The Bucs’ staff retrieved the 600 ball and rewarded the fan, but no one from the staff asked for the ball back this time around.

“We stayed for the whole game and I just kind of held it like a baby and we watched them come back and lose,” the seller told ESPN. “We stood around for a while while the players walked off the field, then I tucked it in my jacket and we just walked out like normal. Nobody came up to us or anything.”

The seller grew up in Michigan and moved to central Florida three years ago. He and his wife had never been to a Buccaneers game, and it was his wife who talked him into buying tickets.

They bought the tickets Saturday, the day before the game, and at the time they had no idea they would be watching Brady’s final game, let alone catching his final touchdown ball.
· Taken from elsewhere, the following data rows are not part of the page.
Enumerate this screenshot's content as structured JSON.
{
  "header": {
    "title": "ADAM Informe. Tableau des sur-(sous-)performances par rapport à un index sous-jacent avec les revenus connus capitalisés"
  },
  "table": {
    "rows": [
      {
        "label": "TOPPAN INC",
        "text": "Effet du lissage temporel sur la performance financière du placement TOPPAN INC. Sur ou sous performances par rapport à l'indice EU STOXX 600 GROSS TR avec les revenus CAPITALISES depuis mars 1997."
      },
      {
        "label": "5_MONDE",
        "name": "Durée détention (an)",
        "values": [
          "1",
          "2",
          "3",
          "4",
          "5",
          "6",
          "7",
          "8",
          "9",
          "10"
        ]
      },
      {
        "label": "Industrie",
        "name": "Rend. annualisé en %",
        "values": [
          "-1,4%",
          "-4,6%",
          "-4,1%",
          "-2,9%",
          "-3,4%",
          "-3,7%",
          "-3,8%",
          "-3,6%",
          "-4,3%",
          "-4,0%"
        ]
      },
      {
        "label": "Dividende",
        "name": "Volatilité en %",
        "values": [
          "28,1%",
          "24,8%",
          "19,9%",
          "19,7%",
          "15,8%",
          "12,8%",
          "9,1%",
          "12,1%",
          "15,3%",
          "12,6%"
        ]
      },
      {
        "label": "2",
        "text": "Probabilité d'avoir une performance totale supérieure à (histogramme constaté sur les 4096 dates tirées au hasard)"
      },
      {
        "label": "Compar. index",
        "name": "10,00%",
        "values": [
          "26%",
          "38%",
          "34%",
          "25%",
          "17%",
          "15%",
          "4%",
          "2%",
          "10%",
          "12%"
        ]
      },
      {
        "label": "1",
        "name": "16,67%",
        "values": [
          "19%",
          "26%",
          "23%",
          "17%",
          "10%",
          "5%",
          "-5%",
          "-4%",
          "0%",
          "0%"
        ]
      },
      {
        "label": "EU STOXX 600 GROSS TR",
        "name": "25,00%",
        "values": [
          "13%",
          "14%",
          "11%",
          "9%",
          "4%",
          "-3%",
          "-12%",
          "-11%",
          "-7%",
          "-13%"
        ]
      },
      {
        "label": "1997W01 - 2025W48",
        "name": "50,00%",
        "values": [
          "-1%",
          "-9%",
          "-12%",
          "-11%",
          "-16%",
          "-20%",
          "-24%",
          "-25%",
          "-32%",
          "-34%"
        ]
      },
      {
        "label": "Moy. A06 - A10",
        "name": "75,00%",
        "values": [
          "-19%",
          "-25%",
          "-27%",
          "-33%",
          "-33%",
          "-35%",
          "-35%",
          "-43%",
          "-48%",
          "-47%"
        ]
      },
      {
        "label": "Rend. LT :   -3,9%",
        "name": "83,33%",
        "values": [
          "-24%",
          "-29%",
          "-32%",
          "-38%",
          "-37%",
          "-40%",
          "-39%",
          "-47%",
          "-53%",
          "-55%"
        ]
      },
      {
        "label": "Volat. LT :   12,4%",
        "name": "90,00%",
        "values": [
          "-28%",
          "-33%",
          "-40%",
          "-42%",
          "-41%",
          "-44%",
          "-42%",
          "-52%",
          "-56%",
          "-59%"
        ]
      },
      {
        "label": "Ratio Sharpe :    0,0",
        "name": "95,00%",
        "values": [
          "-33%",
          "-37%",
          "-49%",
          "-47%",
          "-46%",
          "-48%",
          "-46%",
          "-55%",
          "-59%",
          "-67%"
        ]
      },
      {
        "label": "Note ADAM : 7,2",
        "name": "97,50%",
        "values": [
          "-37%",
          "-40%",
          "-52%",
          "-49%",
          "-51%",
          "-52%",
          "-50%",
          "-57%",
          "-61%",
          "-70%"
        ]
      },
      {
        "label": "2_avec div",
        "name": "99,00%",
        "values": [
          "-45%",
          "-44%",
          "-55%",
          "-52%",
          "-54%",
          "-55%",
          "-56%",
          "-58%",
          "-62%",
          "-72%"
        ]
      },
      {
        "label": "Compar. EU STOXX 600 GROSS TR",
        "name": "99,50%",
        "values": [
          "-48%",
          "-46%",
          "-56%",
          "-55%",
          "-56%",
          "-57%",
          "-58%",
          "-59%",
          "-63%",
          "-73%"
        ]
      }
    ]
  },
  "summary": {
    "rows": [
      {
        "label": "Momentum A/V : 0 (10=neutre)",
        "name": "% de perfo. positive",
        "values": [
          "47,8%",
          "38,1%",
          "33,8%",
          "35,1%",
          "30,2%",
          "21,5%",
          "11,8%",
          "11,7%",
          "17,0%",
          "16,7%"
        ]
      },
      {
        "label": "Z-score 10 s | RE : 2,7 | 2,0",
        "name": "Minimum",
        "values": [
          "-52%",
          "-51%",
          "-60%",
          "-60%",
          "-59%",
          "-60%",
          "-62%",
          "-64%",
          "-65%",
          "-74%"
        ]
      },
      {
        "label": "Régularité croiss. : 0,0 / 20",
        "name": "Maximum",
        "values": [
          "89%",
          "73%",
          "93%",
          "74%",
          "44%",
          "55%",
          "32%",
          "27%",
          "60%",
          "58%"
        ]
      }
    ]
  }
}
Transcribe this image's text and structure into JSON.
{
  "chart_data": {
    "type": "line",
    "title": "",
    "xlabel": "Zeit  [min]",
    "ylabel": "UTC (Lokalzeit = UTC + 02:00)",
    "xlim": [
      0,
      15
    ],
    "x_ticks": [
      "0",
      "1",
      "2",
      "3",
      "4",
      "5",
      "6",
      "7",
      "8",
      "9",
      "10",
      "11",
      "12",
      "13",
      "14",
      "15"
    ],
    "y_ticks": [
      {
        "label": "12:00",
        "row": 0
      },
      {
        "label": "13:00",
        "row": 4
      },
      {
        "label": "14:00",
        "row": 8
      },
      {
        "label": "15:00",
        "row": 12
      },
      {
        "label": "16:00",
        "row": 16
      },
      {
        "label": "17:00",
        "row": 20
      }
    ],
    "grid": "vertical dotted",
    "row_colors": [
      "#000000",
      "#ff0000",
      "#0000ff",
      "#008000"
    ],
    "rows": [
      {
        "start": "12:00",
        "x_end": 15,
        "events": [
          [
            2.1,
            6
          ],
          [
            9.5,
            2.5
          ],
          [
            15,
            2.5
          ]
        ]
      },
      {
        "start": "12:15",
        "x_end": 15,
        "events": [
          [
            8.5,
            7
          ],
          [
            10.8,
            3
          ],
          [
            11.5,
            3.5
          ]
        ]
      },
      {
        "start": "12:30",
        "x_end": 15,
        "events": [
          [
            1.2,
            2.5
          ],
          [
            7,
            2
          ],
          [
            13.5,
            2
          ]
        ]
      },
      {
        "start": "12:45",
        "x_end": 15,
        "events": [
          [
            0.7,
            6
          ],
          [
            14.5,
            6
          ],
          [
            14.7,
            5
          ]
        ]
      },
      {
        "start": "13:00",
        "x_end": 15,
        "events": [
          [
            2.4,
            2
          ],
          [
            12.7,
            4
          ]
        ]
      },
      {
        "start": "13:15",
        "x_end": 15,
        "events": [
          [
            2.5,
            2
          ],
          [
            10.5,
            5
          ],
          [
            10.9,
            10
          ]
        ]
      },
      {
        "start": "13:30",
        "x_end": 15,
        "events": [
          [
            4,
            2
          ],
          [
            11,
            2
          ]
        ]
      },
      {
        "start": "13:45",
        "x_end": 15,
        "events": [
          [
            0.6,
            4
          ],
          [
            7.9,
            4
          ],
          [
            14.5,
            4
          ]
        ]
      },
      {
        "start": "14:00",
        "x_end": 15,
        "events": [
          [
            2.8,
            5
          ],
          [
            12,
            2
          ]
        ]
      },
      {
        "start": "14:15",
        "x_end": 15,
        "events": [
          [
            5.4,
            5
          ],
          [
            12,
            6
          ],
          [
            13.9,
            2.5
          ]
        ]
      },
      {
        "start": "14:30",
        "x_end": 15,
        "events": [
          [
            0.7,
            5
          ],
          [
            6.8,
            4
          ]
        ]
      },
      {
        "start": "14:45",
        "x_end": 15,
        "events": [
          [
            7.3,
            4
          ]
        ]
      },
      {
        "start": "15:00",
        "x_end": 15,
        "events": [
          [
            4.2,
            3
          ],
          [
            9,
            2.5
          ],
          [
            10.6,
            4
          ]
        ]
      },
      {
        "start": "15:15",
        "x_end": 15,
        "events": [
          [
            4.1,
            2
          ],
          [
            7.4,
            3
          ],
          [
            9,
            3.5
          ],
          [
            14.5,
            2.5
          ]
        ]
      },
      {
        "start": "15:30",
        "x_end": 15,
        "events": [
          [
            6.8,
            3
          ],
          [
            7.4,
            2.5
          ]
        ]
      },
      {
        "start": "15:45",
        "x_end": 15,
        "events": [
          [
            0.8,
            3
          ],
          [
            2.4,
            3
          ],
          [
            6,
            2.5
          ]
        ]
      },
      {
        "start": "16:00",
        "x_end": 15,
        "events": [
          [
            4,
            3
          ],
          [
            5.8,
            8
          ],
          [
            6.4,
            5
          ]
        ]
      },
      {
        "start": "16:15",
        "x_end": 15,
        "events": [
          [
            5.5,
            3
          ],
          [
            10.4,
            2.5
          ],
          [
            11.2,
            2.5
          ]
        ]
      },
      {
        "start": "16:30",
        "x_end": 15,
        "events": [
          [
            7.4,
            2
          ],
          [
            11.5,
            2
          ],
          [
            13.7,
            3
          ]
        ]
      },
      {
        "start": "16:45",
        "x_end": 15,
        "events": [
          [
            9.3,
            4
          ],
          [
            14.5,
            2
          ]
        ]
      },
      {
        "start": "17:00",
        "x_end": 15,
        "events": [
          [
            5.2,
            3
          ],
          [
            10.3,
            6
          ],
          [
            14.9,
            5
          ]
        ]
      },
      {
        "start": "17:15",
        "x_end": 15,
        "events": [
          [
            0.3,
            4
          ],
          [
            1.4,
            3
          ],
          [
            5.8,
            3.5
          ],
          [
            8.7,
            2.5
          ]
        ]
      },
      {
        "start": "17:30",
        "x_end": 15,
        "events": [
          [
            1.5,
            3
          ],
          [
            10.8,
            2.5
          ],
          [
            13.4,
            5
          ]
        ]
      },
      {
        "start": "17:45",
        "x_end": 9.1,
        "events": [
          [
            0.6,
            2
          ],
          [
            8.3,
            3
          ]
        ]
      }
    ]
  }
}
Once Evans scored, there was quite a bit of room in the stands as a few fans had left early. Everyone around the seller, including his wife, was cheering and celebrating the touchdown.

“Everybody was screaming, and I’m just standing there, clapping, and the ball hits me pretty much in the chest,” the seller said. “I tucked it in like I was a running back, because I was sure I was going to get tackled by four or five different people to grab the ball, but that never happened. My wife was still cheering and I told her, ‘Look, look, I got the ball.'”

The ball could fetch a significant amount of money. Last June, Lelands sold the football Brady threw to complete his first NFL touchdown for $428,841.

The seller wasn’t aware of the potential value until after Brady announced his retirement. Now that he knows what he has, it’s potentially life-changing money.

“Retirement was the first thing we thought of,” the seller said. “Since then, we thought maybe we don’t retire, but it’s a nice nest egg for when we do. Whatever happens, I would love to have as many people see the football and for it go in the Hall of Fame on display.

“It should go somewhere everybody can enjoy it; it’s a piece of history.”